A problem related to incomplete information collected

Source: Internet
Author: User
Ask for a question about incomplete information collected. I want to collect the website token. (When I got it from other places and opened it with IE, I found that I had loaded half of it and asked for a problem of incomplete information collection.
I want to collect this website
Http://www.tvmao.com/drama/MGxYWA==/episode/0

At the beginning, all information was obtained,

When the data is collected for a certain period of time, only half of the collected information is obtained, and some text is missing.

(When I got it from other places and opened it with IE, I found that I first loaded half of the text. in a short time, I loaded half of the text)
(Open in a local browser with only half of the text)
What can I do.
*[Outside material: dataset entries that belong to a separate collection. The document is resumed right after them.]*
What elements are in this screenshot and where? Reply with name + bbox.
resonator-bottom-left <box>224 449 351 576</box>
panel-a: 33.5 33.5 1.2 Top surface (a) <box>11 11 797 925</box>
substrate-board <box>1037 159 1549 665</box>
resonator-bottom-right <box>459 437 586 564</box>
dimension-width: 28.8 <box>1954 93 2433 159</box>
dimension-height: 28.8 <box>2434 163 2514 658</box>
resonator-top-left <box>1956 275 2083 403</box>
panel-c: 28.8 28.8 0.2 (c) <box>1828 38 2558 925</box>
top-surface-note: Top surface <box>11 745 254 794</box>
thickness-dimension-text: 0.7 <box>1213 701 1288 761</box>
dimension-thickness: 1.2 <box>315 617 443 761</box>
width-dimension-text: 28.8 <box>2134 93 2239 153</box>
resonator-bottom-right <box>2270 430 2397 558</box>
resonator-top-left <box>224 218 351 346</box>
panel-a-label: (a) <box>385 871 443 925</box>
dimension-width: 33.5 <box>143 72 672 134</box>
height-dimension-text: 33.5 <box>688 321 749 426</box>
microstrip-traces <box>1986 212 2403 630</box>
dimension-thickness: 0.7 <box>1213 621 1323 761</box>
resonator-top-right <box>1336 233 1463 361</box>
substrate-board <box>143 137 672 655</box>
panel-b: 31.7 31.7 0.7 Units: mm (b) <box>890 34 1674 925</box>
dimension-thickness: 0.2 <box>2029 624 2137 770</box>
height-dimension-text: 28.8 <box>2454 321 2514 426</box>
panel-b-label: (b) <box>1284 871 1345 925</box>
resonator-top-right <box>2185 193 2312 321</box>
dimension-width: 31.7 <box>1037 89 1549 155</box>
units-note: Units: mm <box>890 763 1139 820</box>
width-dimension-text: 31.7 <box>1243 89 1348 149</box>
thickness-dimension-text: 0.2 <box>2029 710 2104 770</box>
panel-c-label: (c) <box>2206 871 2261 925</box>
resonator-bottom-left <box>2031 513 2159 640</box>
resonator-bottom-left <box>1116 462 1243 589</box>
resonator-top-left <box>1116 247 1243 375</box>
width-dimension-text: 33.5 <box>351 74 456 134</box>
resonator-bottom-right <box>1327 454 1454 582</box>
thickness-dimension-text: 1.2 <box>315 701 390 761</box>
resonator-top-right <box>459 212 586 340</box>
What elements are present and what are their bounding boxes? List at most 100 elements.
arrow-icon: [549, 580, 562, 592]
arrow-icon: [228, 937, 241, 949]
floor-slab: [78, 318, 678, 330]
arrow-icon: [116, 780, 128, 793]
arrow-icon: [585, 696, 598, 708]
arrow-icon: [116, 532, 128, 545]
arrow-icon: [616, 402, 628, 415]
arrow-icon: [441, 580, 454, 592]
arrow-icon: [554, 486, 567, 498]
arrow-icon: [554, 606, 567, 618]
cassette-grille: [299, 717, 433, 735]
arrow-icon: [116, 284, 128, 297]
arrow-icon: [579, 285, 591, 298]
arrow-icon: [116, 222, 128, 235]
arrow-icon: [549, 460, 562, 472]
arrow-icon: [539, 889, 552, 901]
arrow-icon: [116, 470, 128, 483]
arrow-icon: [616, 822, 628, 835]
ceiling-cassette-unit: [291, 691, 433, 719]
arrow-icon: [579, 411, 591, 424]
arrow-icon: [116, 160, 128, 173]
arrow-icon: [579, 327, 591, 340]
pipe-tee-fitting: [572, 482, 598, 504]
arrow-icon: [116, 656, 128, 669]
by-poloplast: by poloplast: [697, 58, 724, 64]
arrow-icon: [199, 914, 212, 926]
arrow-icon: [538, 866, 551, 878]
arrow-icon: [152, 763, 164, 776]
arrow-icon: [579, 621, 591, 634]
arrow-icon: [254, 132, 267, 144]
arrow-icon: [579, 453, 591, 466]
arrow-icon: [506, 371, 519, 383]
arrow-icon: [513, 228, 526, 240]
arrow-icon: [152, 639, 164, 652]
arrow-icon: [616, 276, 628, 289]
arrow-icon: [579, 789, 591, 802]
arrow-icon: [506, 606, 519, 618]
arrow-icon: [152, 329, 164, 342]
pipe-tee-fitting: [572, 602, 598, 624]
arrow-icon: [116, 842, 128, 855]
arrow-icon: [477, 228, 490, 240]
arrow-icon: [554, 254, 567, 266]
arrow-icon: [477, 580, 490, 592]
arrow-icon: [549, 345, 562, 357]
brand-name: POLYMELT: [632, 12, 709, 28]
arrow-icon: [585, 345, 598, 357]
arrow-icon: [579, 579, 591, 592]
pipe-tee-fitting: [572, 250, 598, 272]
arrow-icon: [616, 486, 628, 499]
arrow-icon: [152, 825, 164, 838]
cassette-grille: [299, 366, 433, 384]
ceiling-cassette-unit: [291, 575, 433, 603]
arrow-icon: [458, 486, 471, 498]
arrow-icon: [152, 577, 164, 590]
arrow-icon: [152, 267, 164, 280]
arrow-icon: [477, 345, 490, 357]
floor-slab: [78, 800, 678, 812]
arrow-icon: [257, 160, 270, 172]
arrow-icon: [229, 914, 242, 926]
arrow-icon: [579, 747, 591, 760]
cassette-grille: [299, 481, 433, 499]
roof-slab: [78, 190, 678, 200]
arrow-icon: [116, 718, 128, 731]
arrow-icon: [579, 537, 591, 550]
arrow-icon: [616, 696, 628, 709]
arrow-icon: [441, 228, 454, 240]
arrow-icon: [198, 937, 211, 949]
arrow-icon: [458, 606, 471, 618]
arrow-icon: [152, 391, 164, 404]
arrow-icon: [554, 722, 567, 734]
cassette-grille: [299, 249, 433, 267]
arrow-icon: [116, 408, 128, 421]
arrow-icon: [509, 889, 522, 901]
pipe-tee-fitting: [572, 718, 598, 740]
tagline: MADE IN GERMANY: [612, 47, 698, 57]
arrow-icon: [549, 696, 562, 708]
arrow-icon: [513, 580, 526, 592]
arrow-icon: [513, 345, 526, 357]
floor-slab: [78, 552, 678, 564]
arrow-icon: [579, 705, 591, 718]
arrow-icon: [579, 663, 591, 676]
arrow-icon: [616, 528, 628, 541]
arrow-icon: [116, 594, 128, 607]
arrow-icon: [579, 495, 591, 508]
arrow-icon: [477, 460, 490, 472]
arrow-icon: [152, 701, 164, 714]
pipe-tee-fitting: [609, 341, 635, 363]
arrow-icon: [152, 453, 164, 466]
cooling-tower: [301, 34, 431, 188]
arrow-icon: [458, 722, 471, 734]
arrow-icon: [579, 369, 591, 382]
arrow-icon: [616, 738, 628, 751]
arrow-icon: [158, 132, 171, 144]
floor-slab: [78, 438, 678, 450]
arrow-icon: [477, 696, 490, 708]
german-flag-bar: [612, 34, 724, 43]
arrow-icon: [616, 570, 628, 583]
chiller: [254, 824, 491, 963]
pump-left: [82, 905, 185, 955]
To obtain all information.
















------ Solution --------------------
It is possible that this website has been protected against Collection. if the same IP address is too frequently accessed, anti-collection will be enabled for this IP address. this is also in line with what you said, you can complete collection at the beginning, it takes a long time. But this is okay. some websites are abnormal and output at 1 KB intervals each time.
------ Solution --------------------
Discussion

In this case, how can I prevent data from being collected?
Reference:

It is possible that this website has been protected against Collection. if the same IP address is too frequently accessed, anti-collection will be enabled for this IP address. this is also in line with what you said, you can complete collection at the beginning, it takes a long time. But this is okay. some websites are abnormal and output at 1 KB intervals each time.

------ Solution --------------------
Prevent collection:
1: users can log on to access website content
2: using the script language for paging (hiding pages)
3: Anti-Leech method (you can only view the anti-Leech method through the link on this site, for example: Request. ServerVariables ("HTTP_REFERER")
4: The website content is displayed in full flash, images, or pdf.
5: websites randomly accept different templates
6: accept dynamic and irregular html tags
Once you need to search engine crawlers and collectors at the same time, this is very frustrating, because the first step of the search engine is to collect the content of the target webpage, which is the same as the principle of the collector, so many methods to prevent the collection also impede the search engine's indexing of websites. why? Although the above 10 suggestions cannot completely prevent data collection, a majority of collectors have been rejected when they are applied together.

Contact Us

The content source of this page is from Internet, which doesn't represent Alibaba Cloud's opinion; products and services mentioned on that page don't have any relationship with Alibaba Cloud. If the content of the page makes you feel confusing, please write us an email, we will handle the problem within 5 days after receiving your email.

If you find any instances of plagiarism from the community, please send an email to: info-contact@alibabacloud.com and provide relevant evidence. A staff member will contact you within 5 working days.

A Free Trial That Lets You Build Big!

Start building with 50+ products and up to 12 months usage for Elastic Compute Service

  • Sales Support

    1 on 1 presale consultation

  • After-Sales Support

    24/7 Technical Support 6 Free Tickets per Quarter Faster Response

  • Alibaba Cloud offers highly flexible support services tailored to meet your exact needs.